| |
Une
conversation avec Émile Poulat
Abbé G. de Tanoüarn
Objections - n°4 - mars 2006
|
Parler du modernisme aujourd’hui, c’est forcément rencontrer
Émile Poulat, qui, depuis la publication de sa thèse sur Le
modernisme, histoire dogme et critiqueen 1962, apparaît comme le spécialiste incontesté de cette période
troublée de l’histoire de l’Église.
Il existe deux sortes de savants, ceux qui, entés sur leur
spécialité, se contentent de savoir tout dire sur leur sujet: ceux-là peuvent
vous impressionner par la masse imparable de leurs travaux et par la précision
scrupuleuse de leurs informations, mais ils demeurent incapables de vous
démontrer pourquoi ils ont tant étudié. Et puis, il y a ceux qui ont conçu
leur sujet d’étude comme le biais, sans cesse observé, par lequel ils
accèdent à l’universel, c’est-à-dire à l’humain, au divin. Ceux-là
font servir le passé au présent et même à l’avenir. Ce
sont les seuls, me semble-t-il, dont on peut dire, non pas qu’ils
collectionnent les pensées ou les faits comme d’autres les papillons, mais qu’ils
pensent. J’ai eu plusieurs fois l’occasion de m’entretenir, comme en
voisin, avec Emile Poulat. Et chaque fois, je suis reparti plus riche d’idées
et de savoir. J’ai eu l’impression, presque physique, de me trouver en face
d’une pensée toujours active et pas seulement d’un savoir accumulé.
Cette
fois, je lui demande de nous entretenir un peu d’Alfred Loisy, figure
emblématique du modernisme. «C’était un garçon chétif, issu d’une
famille paysanne champenoise. Très tôt reconnu comme impropre au travail de la
terre, on l’envoya au petit séminaire. L’enfant se révéla doué pour les
études et on lui fit apprendre les langues anciennes, l’hébreu, l’assyrien,
etc. Il suivit les cours de Renan au Collège de France et il se dit: “Je vais
le réfuter”. En fait de réfutation, il est amené finalement à faire ce que
faisait Renan et ce que font tous les exégètes d’aujourd’hui».
Je
m’étonne de cette formule audacieuse: “ce que faisait Renan et ce que font
les exégètes aujourd’hui”. Renan et l'exégèse actuelle, est-ce la même
chose?
Il
me répond, comme souvent, par une anecdote, puisée dans son immense mémoire.

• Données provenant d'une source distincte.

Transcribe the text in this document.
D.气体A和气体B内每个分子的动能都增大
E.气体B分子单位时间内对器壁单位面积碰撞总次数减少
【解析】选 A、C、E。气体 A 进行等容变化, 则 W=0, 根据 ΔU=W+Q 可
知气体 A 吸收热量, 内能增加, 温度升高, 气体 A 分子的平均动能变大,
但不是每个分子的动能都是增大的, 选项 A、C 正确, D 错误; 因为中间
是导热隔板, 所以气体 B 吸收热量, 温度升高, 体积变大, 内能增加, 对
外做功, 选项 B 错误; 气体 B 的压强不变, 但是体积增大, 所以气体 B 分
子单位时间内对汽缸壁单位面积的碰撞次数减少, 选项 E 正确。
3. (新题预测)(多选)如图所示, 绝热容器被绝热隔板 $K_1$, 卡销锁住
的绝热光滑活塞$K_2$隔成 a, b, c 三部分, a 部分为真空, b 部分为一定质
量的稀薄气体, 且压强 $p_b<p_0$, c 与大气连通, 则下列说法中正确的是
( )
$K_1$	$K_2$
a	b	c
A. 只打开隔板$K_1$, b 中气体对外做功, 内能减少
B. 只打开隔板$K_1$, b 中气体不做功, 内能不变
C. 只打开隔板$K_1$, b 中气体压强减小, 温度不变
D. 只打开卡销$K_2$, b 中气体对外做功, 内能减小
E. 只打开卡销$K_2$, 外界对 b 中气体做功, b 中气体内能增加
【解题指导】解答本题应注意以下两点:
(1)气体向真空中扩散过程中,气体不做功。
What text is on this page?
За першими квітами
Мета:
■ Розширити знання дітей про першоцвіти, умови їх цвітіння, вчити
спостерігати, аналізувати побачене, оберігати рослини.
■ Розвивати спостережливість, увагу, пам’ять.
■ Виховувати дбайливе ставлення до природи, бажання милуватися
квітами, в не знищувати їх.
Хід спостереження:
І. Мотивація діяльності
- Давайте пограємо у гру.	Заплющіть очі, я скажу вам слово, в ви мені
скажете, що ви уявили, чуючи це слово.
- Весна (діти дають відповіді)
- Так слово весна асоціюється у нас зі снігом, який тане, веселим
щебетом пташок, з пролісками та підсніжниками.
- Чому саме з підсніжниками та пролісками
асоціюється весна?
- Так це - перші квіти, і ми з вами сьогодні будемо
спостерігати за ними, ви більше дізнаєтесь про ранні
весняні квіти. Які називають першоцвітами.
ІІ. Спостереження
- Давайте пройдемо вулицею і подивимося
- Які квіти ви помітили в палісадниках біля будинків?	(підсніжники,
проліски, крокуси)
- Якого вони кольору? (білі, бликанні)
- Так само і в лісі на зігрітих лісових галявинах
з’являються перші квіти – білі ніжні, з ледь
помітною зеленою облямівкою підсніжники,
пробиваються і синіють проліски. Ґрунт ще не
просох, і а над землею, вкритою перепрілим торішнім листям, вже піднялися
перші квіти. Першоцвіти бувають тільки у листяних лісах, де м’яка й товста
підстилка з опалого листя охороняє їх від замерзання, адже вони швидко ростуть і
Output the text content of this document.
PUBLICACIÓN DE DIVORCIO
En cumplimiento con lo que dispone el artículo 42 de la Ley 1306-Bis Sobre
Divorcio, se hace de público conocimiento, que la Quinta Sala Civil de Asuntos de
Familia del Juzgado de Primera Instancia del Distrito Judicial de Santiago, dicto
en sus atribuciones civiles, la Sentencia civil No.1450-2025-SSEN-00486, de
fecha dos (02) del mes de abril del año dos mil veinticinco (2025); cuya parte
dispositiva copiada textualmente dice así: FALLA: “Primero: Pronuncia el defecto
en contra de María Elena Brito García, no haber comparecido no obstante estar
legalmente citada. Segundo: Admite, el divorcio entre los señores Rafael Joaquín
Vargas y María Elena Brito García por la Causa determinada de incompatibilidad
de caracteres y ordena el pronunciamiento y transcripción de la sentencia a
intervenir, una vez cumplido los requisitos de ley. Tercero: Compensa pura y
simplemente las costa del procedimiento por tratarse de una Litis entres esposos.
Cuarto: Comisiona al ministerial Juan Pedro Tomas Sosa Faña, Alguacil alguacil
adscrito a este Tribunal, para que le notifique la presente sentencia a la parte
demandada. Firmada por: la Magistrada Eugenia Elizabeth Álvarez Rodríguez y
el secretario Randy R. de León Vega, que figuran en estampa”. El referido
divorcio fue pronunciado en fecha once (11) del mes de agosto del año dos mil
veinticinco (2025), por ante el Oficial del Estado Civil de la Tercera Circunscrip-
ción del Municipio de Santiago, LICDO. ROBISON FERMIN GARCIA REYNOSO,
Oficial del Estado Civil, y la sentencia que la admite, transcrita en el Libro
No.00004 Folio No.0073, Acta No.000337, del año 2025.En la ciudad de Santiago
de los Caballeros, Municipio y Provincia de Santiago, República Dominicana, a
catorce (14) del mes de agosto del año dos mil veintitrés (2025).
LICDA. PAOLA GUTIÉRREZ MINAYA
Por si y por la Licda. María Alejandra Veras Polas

«En 1885, lorsque les universités catholiques furent supprimées du budget de
l’Éducation nationale, on créa, avec l’enveloppe restée disponible, la
section “sciences religieuses” de l’École des Hautes Études. Et il y eut
à la Chambre un débat homérique entre le ministre de l’Éducation de l’époque,
Émile Loubet, et Mgr Freppel, archevêque d’Angers et député catholique du
Finistère. “Votre section des sciences religieuses, dit l'évêque, ou bien elle enseignera l'orthodoxie
catholique, et elle n'est pas nécessaire, ou bien elle enseignera l'hérésie,
et nous ne pouvons pas la soutenir”.
Émile
Loubet répondit, superbe: “Mgr, nous n'enseignerons pas des dogmes, nous
étudierons des textes”. Eh bien! Que font les exégètes d'aujourd'hui: ils
étudient des textes… Toute la crise moderniste est là, dans le choc de ces
deux cultures.»
–
« Qu'y a-t-il de nouveau depuis Renan? demandai-je.
–
«À l’époque, on considérait surtout le texte comme un écrit, un texte
objectif sur lequel un homme savant se penche. Il y a eu une petite révolution
dans les années 70. Je me souviens, continue Poulat, d'une confidence que me
fit le Père Xavier Léon-Dufour, savant exégète, après avoir assisté à une
conférence de Roland Barthes, destinée aux biblistes: “On a été
complètement tourneboulé”. Il ne s'agit plus de savoir ce qui est écrit
mais surtout: comment lit-on? que lit-on? La lecture de la Bible, de ce nouveau
point de vue qui est celui du lecteur, s'avère inépuisable…»
La
leçon de Poulat continue longtemps, le jour baisse. Sa perspective au fond est
la même que celle, qui prévaut, dans la savante étude de Laplanche écrivant
in fine : «Se soumettre aux textes “sacrés”, ce n'est plus s'attacher à
l'origine comme à un point fixe, auquel il est possible et requis d'amarrer son
destin, mais accepter d'être pris dans un mouvement d'interprétation qu'il est
donné au lecteur croyant de porter plus loin».
Cette
perspective - moderniste - donne raison à un certain protestantisme: la
liberté du lecteur de la Bible, cela a toujours été sa gloire. «Tout
protestant est pape une bible à la main» disait Boileau. Sommes-nous donc
condamnés à l'individualisme religieux? demandais-je à Poulat. Il me répond
comme toujours dans l'espace de sa culture: –
« Il y a une grande différence entre Harnack et Loisy, entre le protestantisme
libéral du premier, qui s'en tient au Nouveau Testament et la position du
second, issu de la Catholicité et qui considère les dogmes comme le fruit du
développement d'une inculturation de la Bible dans le terreau hellénistique.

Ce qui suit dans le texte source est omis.